Your deliverable should be an interpretable model. You can (and probably should) make neural network models interpretable. If upper management does not trust your performance evaluation enough to bet on it, either the evaluation was weak (and no model should be deployed, however simple and interpretable) or upper management doesn't know enough about modern ML to have to make these decisions.
I have sympathy for the manager in charge for making a decision on a complex model (while all they ever knew was simple survival models and basic statistical models). But you got to move with the times. Your competitors will use the most powerful models available (and some may go under due to improper risk management). Your employees don't want to build logistic regression models until eternity.
- typeformer 8y agoNot even Google has come anywhere close to being able to make complex NN models that have a human interperable "receipt" for decisions. In fact, for certain classes of problem solving it's likely impossible and that is already a huge problem.
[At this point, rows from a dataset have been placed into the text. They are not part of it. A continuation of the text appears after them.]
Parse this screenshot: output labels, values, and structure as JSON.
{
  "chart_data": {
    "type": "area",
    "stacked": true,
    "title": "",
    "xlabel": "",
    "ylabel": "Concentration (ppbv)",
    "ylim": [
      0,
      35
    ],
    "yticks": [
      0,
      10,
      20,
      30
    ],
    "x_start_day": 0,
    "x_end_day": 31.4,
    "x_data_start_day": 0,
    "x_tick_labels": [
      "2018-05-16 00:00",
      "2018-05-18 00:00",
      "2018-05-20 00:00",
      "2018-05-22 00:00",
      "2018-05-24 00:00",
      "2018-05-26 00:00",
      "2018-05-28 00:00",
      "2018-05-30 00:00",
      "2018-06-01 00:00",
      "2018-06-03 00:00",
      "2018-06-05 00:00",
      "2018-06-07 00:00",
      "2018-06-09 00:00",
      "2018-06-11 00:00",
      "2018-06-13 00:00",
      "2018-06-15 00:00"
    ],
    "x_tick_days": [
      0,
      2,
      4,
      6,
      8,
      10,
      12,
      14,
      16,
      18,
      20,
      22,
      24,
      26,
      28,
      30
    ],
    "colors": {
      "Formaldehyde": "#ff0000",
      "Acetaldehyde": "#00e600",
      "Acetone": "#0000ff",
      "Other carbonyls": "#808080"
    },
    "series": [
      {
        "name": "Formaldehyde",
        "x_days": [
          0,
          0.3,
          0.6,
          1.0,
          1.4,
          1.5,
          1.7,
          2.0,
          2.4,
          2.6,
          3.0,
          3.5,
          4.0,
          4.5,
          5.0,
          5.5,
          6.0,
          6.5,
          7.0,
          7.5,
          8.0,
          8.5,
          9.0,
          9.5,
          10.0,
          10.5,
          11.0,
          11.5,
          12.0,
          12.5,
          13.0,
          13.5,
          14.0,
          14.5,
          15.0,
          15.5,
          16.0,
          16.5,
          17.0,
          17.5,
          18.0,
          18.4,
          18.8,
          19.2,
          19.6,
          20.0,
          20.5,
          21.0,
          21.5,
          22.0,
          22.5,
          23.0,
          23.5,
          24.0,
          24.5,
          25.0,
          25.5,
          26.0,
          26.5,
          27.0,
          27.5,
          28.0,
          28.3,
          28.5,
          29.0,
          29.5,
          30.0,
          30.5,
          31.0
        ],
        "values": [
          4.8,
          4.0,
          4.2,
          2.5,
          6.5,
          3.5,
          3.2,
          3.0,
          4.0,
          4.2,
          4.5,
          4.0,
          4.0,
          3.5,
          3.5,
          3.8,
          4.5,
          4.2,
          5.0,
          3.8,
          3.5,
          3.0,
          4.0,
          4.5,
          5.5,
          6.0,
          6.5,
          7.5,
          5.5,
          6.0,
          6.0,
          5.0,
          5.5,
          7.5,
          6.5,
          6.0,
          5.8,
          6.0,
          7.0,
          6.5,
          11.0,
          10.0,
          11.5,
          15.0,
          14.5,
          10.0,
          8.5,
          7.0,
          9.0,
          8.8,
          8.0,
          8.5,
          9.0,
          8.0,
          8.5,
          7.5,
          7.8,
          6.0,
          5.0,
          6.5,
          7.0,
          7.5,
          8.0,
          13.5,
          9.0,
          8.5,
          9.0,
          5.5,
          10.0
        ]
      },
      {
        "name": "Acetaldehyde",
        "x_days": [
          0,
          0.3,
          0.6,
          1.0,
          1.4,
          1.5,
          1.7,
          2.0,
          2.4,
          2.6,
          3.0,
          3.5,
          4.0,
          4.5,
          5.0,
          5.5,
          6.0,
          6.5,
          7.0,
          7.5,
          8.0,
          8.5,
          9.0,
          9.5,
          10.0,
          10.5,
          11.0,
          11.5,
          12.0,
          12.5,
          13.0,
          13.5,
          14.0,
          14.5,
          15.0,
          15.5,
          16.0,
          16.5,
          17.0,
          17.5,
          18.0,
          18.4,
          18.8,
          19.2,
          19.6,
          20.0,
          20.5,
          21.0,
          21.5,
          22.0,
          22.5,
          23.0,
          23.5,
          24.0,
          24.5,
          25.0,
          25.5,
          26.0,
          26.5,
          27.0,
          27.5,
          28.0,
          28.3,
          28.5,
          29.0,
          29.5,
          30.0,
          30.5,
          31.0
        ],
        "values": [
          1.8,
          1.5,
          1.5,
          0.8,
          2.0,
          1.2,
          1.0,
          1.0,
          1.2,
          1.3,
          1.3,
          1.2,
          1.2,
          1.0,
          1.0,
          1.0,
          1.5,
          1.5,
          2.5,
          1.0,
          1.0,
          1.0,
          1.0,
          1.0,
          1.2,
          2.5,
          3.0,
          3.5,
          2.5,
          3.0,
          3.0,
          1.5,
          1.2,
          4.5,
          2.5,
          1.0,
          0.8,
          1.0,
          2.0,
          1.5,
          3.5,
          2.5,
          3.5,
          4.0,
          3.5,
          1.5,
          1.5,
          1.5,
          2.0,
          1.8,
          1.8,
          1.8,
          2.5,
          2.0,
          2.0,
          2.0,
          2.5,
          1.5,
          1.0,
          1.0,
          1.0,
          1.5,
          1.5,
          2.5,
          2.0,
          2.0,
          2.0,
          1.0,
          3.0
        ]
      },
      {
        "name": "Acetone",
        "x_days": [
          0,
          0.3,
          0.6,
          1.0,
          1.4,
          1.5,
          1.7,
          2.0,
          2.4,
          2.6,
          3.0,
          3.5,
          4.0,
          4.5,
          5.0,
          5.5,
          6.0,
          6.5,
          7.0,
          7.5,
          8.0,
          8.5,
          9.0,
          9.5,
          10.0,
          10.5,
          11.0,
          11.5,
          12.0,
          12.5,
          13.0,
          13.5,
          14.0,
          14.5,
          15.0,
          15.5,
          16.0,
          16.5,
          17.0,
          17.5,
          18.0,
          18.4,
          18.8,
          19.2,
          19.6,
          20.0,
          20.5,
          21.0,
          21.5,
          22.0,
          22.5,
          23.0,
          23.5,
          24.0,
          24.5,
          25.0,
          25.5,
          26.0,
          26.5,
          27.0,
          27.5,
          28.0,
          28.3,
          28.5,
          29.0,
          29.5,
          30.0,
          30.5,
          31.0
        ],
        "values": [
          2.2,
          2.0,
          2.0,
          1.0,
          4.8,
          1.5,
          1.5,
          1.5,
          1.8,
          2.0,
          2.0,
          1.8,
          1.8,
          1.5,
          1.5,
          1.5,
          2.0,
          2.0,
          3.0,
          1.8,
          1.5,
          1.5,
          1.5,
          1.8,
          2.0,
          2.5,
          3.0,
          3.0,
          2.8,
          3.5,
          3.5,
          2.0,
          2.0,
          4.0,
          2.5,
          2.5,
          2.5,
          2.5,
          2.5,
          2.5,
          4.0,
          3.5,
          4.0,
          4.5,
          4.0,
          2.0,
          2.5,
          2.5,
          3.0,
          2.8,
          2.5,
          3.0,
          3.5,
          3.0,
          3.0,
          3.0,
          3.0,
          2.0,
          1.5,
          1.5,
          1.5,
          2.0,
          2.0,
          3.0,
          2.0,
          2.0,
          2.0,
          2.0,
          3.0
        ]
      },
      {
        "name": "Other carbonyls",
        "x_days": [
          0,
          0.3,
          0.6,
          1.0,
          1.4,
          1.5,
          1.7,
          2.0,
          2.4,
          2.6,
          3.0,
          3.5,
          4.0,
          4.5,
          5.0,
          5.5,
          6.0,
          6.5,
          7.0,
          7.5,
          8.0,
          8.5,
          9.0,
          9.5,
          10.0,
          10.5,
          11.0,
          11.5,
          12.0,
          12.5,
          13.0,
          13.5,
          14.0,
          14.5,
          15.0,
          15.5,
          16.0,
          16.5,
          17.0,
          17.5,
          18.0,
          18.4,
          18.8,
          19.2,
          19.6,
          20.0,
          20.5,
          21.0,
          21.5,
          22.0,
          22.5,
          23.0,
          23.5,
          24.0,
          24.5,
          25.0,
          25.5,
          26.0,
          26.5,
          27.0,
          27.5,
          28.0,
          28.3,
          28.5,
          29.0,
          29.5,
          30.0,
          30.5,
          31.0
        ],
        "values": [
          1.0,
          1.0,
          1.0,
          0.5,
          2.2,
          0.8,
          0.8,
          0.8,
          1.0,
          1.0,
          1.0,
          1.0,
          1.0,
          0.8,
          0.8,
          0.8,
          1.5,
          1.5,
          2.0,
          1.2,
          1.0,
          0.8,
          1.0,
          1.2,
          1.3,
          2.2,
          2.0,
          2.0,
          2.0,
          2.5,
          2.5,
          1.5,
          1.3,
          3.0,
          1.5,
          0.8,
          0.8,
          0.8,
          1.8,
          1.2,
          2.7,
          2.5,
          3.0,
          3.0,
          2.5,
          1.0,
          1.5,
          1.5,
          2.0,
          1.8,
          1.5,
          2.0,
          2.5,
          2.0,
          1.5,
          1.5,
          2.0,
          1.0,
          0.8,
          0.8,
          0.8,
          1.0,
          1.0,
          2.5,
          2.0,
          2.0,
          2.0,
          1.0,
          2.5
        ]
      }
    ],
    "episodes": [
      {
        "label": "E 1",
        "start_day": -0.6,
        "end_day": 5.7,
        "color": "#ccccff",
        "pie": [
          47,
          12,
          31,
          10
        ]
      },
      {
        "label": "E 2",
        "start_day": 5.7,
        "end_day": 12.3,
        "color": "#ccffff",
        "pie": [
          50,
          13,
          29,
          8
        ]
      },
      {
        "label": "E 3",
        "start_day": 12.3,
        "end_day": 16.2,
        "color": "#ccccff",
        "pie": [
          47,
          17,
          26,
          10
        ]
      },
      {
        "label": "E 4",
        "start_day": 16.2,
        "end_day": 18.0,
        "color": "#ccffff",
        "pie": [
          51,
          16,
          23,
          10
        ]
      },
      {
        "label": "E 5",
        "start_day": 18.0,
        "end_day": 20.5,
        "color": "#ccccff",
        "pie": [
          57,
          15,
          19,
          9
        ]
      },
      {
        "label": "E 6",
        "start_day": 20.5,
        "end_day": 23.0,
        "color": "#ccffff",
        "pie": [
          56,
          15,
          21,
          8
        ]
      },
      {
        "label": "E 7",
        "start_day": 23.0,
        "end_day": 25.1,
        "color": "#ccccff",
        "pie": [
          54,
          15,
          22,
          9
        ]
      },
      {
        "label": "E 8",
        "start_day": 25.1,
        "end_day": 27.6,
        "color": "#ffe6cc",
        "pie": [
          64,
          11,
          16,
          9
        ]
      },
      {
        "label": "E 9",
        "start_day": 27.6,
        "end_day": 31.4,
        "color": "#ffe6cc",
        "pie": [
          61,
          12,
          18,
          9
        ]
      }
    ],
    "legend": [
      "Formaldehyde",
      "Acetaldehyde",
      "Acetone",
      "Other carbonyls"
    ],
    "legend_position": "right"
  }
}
- jmalicki 8y agoThey've come up with plenty (e.g. https://blog.openai.com/adversarial-example-research/ https://blog.openai.com/adversarial-example-research/ ) - noone broadcasts them widely because noone likes the answers
- 5minbreak 8y agoI posit that complex NN models can achieve the same level of interpretability as logistic regression. In part, because some interpretability methods use logistic regression as a white box model to explain black boxes. In other words: If you are comfortable OK'ing a logistic regression model (because you looked at the coefficients and they made sense), you should be comfortable OK'ing a complex NN model (because the evaluation and interpretability modeling makes sense). Nitpicking, but significant: Most models don't output decisions, they output predictions. Decision scientists then build a policy on top of the model. Key issue here is that the policy makers don't trust the predictions. But I posit they have no reason to trust the predictions of a logistic regression model any more than the predictions of a complex black box. Provided, of course, you deliver interpretability UX, confidence estimates, and strong statistical guarantees and tests. Which is possible for even the blackest of boxes. If automatic justification is impossible for computers/black boxes, I believe it is impossible for humans too (as per Church-Turing). But let's say it is impossible. Do you think Google would use a white box model to optimize Adsense, because they can't interpret powerful deep learning solutions (like risk management for BlackRock: a very critical part of their business)? I'd say Google came pretty close with https://distill.pub/2018/building-blocks/ https://distill.pub/2018/building-blocks/ (they are not the only players in the interpretability field, and plenty of methods are becoming available, in large part driven by academia not business: interpretability and fairness are not too important for the bottom line).